After discreetly terrorizing her by banging on windows and various things, he eventually breaks in (though not before savagely assaulting her boyfriend, which produces the only real blood in the film, or before taking out the phone lines). He then proceeds to terrorize and assault her (and in a particularly brutal moment, her boyfriend again) until the parents finally realize something’s gone wrong and manage to get the police on over there for the climax.

Of course, much more than the actors or the violence, the real star of the film is its overall look. Even before a maniac shows up, the house looks about as scary as a house possibly can, looking more like it belongs in some gothic nightmare starring Peter Cushing than in a normal suburb. It also makes great use of the night: outside of a few cutaways to a restaurant and police station, the whole film takes place in shadow, and not the cheap shadow of a no-budget horror movie where you can’t see a damn thing, either. The film is well titled (much better than its more lurid and cheesy alternate title “I’m Alone and I’m Scared”), as the entire movie seems more designed to frighten rather than outright horrify (though our female lead does have the thankless role of having roughly a third of her lines being nothing more than screaming).
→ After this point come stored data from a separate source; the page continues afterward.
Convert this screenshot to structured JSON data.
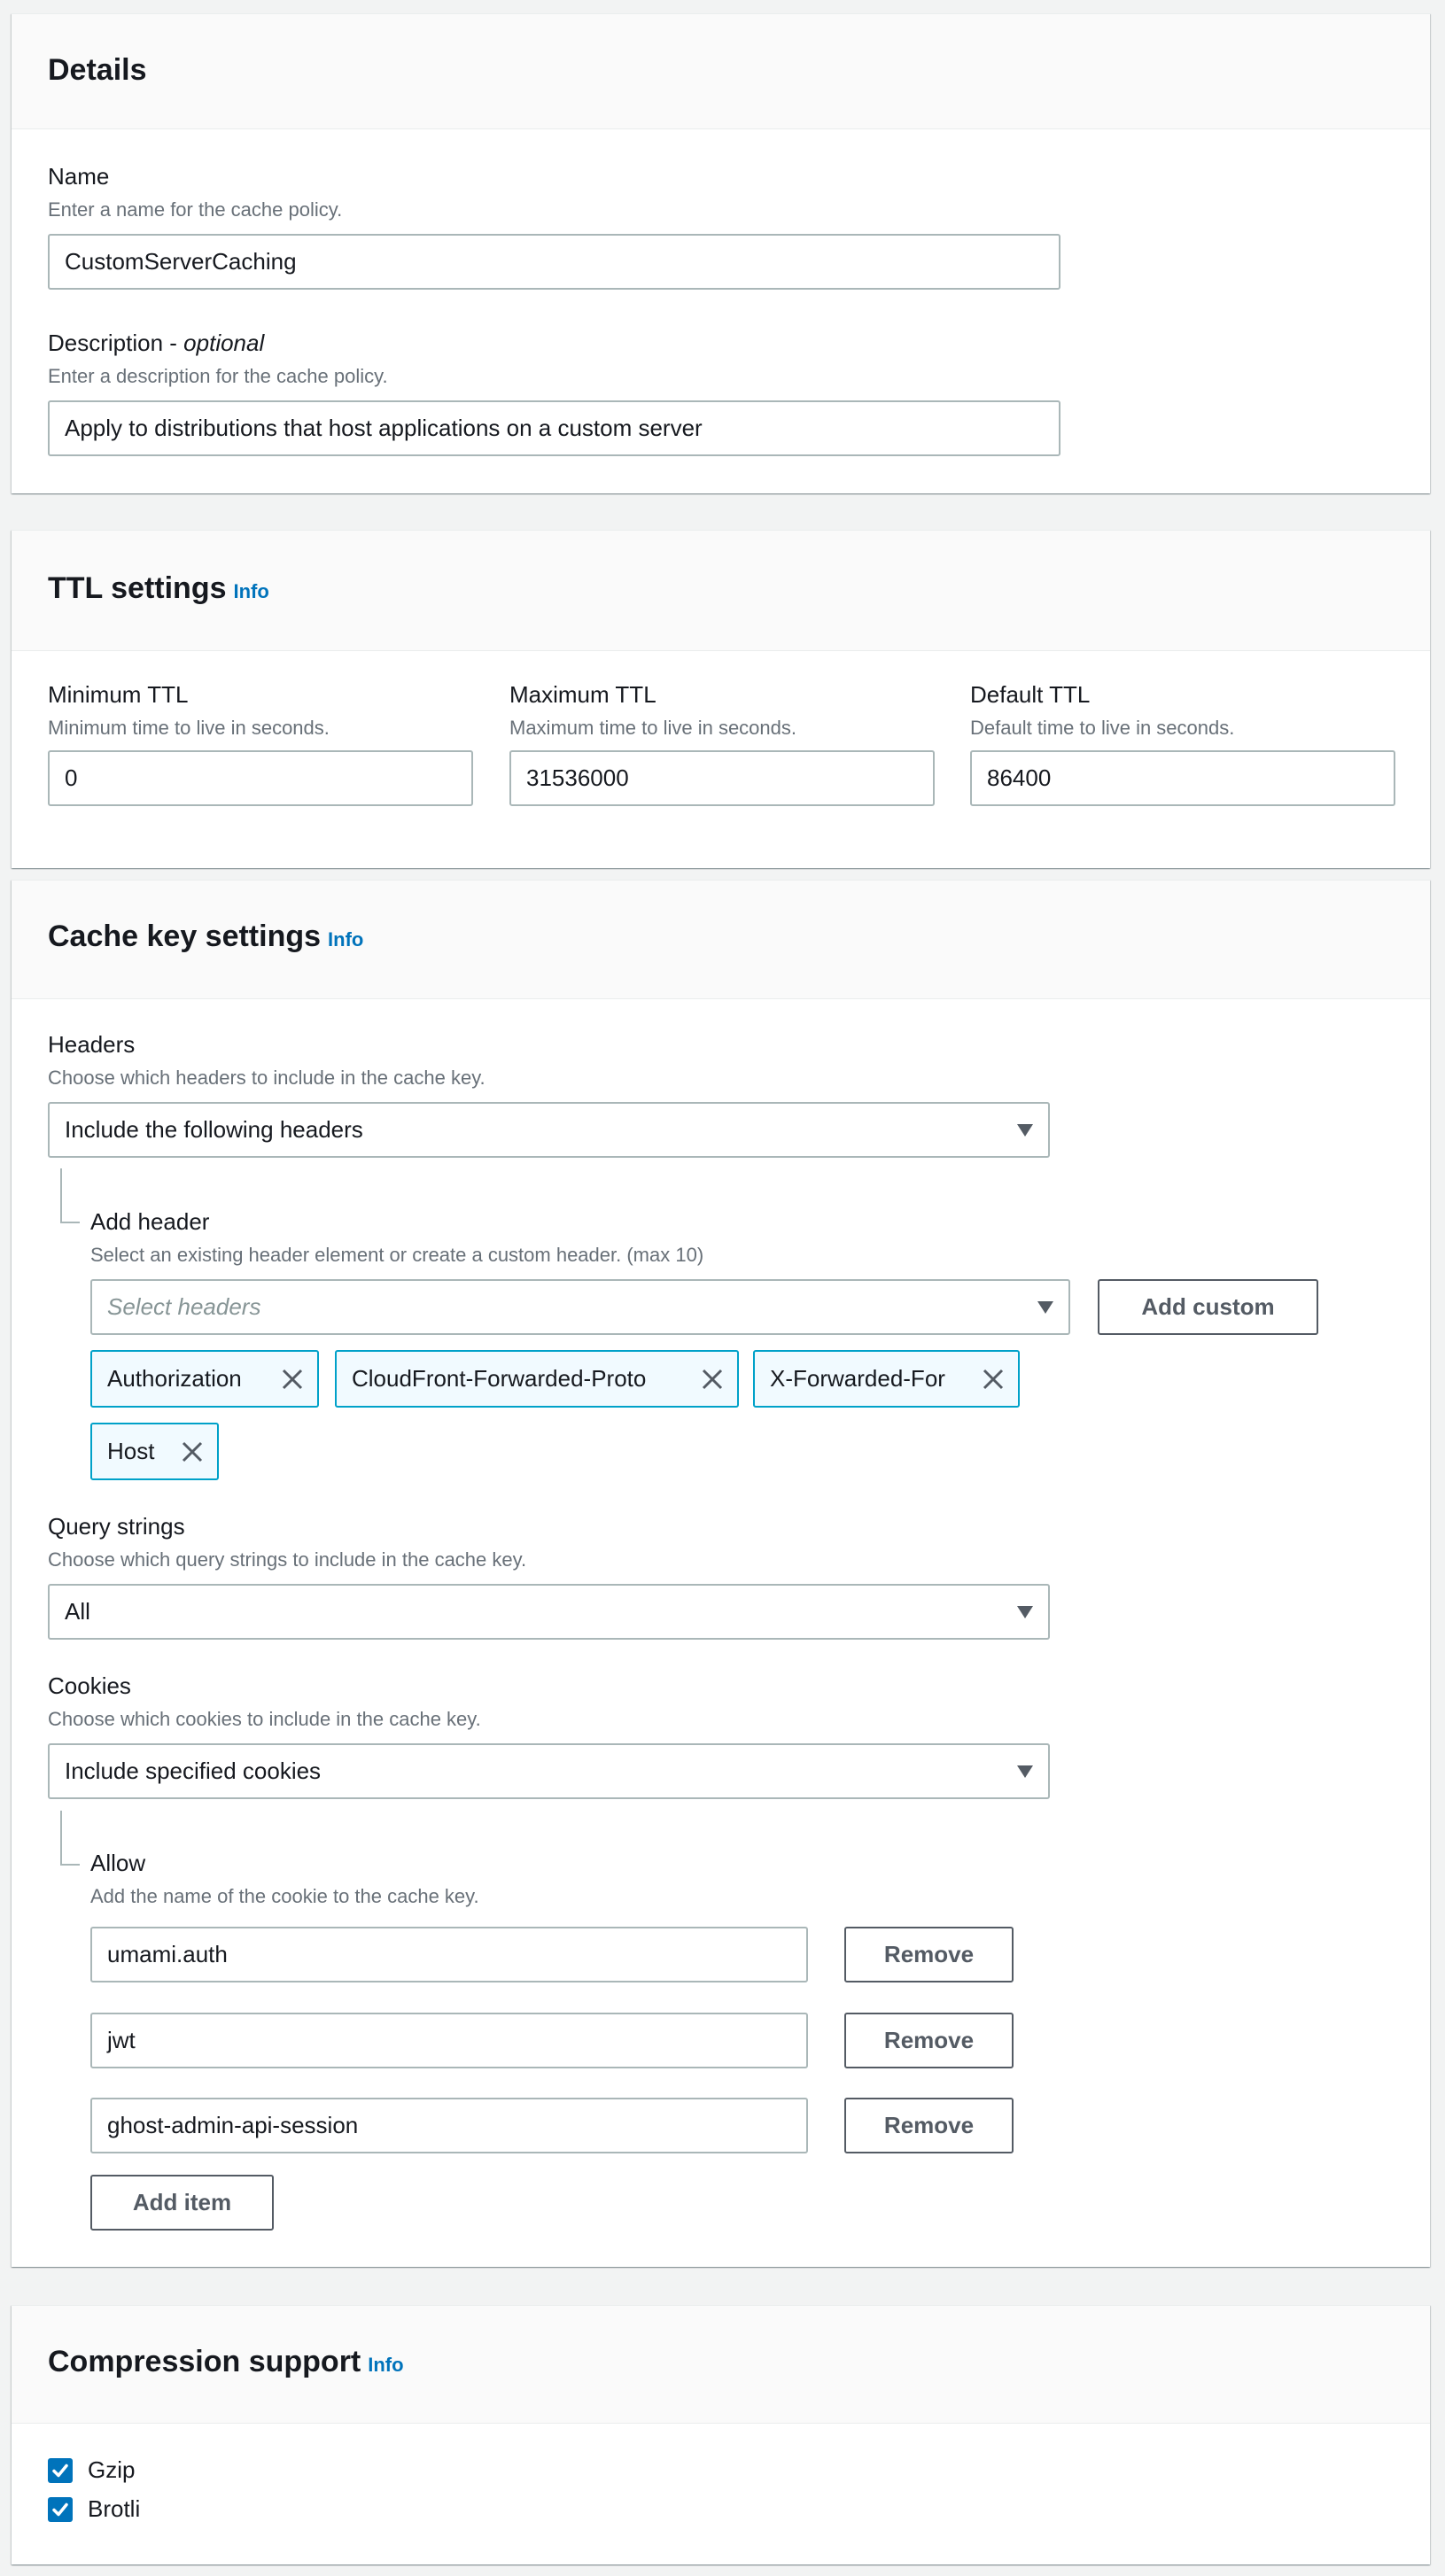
{
  "details": {
    "title": "Details",
    "name": {
      "label": "Name",
      "description": "Enter a name for the cache policy.",
      "value": "CustomServerCaching"
    },
    "description": {
      "label": "Description",
      "label_suffix": " - ",
      "label_optional": "optional",
      "description": "Enter a description for the cache policy.",
      "value": "Apply to distributions that host applications on a custom server"
    }
  },
  "ttl": {
    "title": "TTL settings",
    "info": "Info",
    "fields": [
      {
        "label": "Minimum TTL",
        "description": "Minimum time to live in seconds.",
        "value": "0"
      },
      {
        "label": "Maximum TTL",
        "description": "Maximum time to live in seconds.",
        "value": "31536000"
      },
      {
        "label": "Default TTL",
        "description": "Default time to live in seconds.",
        "value": "86400"
      }
    ]
  },
  "cache_key": {
    "title": "Cache key settings",
    "info": "Info",
    "headers": {
      "label": "Headers",
      "description": "Choose which headers to include in the cache key.",
      "selected": "Include the following headers",
      "add_header": {
        "label": "Add header",
        "description": "Select an existing header element or create a custom header. (max 10)",
        "placeholder": "Select headers",
        "add_custom_label": "Add custom"
      },
      "tokens": [
        "Authorization",
        "CloudFront-Forwarded-Proto",
        "X-Forwarded-For",
        "Host"
      ]
    },
    "query_strings": {
      "label": "Query strings",
      "description": "Choose which query strings to include in the cache key.",
      "selected": "All"
    },
    "cookies": {
      "label": "Cookies",
      "description": "Choose which cookies to include in the cache key.",
      "selected": "Include specified cookies",
      "allow": {
        "label": "Allow",
        "description": "Add the name of the cookie to the cache key.",
        "items": [
          "umami.auth",
          "jwt",
          "ghost-admin-api-session"
        ],
        "remove_label": "Remove",
        "add_item_label": "Add item"
      }
    }
  },
  "compression": {
    "title": "Compression support",
    "info": "Info",
    "options": [
      {
        "label": "Gzip",
        "checked": true
      },
      {
        "label": "Brotli",
        "checked": true
      }
    ]
  },
  "colors": {
    "accent": "#0073bb",
    "token_border": "#00a1c9",
    "token_bg": "#f1faff",
    "page_bg": "#f2f3f3"
  }
}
The only one of director Peter Collinson’s other films I’ve seen was his immediate follow-up Straight On Till Morning, another fairly obscure horror entry (this one actually made by Hammer) that deserves to be much more famous than it is. I rather wish he had made a few more horror movies before his death (just eight days after I was born, in fact), as he was a man who clearly understood how they worked. In fact, he understood them so well that this is apparently the first ever horror movie where a maniac stalks a babysitter, making this a pioneer in the field. Just think, if not for this underseen classic, we may have never gotten Rob Zombie’s Halloween. And really, I think we all would have missed out then.